Pour commencer, ensemencez un volume de 200 microlitres de 10 000 cellules de carcinome hépatocellulaire dans une plaque de 96 puits avec DMEM et 10 % FBS. Incuber les cellules pendant la nuit à 37 degrés Celsius dans un incubateur humidifié sous 5% de dioxyde de carbone. Le lendemain, remplacez le milieu de culture et traitez les cellules avec des concentrations variables de peroxyde d’hydrogène et de ménadione.
Dissoudre cinq milligrammes de DHE dans un millilitre de DMSO. Pour la solution de travail, diluer une aliquote de 100 micromoles avec un milieu DMEM préchauffé à une concentration de 10 micromoles. Agitez la solution de teinture pendant 5 à 10 secondes pour assurer un bon mélange.
Retirez maintenant le milieu de test de chaque puits avant de placer les cellules du carcinome. Ensuite, lavez délicatement chaque puits avec du PBS. Pipeter 100 microlitres de la solution de colorant de travail dans chaque puits.
Incuber l’assiette à 37 degrés Celsius pendant 30 minutes.

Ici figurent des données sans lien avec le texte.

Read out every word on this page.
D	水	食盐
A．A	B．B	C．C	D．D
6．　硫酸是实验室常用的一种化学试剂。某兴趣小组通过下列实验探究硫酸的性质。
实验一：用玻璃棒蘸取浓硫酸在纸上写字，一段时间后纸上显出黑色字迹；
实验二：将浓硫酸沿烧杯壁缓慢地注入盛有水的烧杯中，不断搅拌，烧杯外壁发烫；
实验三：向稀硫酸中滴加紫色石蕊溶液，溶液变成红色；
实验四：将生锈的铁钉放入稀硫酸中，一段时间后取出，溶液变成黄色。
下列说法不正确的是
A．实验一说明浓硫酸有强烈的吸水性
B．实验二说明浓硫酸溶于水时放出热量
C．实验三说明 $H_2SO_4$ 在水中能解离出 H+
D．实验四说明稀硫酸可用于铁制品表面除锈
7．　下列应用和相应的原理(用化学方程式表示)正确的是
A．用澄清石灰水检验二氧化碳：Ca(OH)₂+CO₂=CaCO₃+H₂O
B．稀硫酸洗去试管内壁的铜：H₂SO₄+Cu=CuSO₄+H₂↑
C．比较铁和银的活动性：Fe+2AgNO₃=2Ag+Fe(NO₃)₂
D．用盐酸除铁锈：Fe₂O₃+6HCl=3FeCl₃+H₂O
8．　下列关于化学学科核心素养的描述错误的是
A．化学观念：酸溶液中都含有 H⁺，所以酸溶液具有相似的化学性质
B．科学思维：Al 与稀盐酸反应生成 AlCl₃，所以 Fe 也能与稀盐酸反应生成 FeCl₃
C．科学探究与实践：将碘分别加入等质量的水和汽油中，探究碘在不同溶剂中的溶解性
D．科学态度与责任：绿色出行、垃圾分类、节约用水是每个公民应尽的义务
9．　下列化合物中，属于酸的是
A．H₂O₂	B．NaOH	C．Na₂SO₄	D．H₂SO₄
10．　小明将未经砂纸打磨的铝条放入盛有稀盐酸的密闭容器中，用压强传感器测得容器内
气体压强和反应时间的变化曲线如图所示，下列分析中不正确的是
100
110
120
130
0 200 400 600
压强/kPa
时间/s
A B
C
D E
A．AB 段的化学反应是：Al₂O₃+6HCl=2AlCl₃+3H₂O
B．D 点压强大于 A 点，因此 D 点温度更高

Retirez le milieu contenant du DHE de chaque puits. Utilisez une pipette multicanaux pour laver chaque puits trois fois avec du PBS.
Maintenant, pipetez 200 microlitres de PBS contenant le colorant de coloration nucléaire Hoechst 33342 dans chaque puits. Après l’incubation, transférez la plaque sur une plate-forme de criblage à haut contenu. Lancez le logiciel de criblage à haut contenu Cellomics CX7.
Calibrez la plate-forme d’imagerie selon les spécifications du fabricant. Ouvrez les paramètres système spécifiques à la marque de la plaque dans la base de données de l’instrument. Ensuite, placez soigneusement la plaque contenant les échantillons sur la platine chauffée du système d’imagerie.
Assurez-vous que la plaque est bien positionnée et dans la bonne orientation. Appuyez ensuite doucement sur la microplaque pour vous assurer qu’elle repose à plat contre la platine. Une fois la plaque correctement positionnée, appuyez sur la touche Control et maintenez-la enfoncée.
Cliquez ensuite sur Contrôle et OK pour ouvrir la boîte de dialogue Chargement/Déchargement de la plaque. Pour sélectionner les paramètres d’imagerie, ouvrez le mode Activation de la cible dans l’interface de Cellomics BioApplications. Créer un nouveau protocole d’acquisition de données à double canal compatible avec la coloration nucléaire et la sonde de fluorescence DHE.
Ensuite, spécifiez les objectifs requis pour l’acquisition d’images, puis choisissez le grossissement approprié. Spécifiez maintenant le temps d’exposition, la flexion de la caméra et l’intervalle z-stack. Une fois les paramètres d’imagerie définis, identifiez l’objet de suivi principal d’intérêt à l’aide des différents algorithmes de l’instrument.
Après avoir segmenté l’objet identifié, validez l’objet principal en fonction des paramètres spécifiques de taille, de forme et d’intensité propres à chaque type de cellule. Définissez la région d’intérêt autour de l’objet et définissez un cercle de 20 micromètres autour de lui. Cliquez sur l’onglet Caractérisation de la population, puis définissez la limite de numérisation à 1000 cellules par puits avec un minimum de 10 objets par champ.
Cliquez maintenant sur Lancer la vue pour numériser chaque plaque de puits. Lancez ensuite le logiciel d’analyse de vue et exportez les paramètres de données quantitatives au format CSV pour une analyse supplémentaire. L’exposition au peroxyde a entraîné une augmentation statistiquement significative de la fluorescence induite par les ROS dans toutes les lignées cellulaires de manière dose-dépendante.
Avec la ménadione, les cellules JHH-4 ont montré une augmentation dose-dépendante de l’intensité fluorescente. Cependant, la différence significative de fluorescence n’a été observée qu’à des concentrations plus élevées dans les deux autres lignées cellulaires.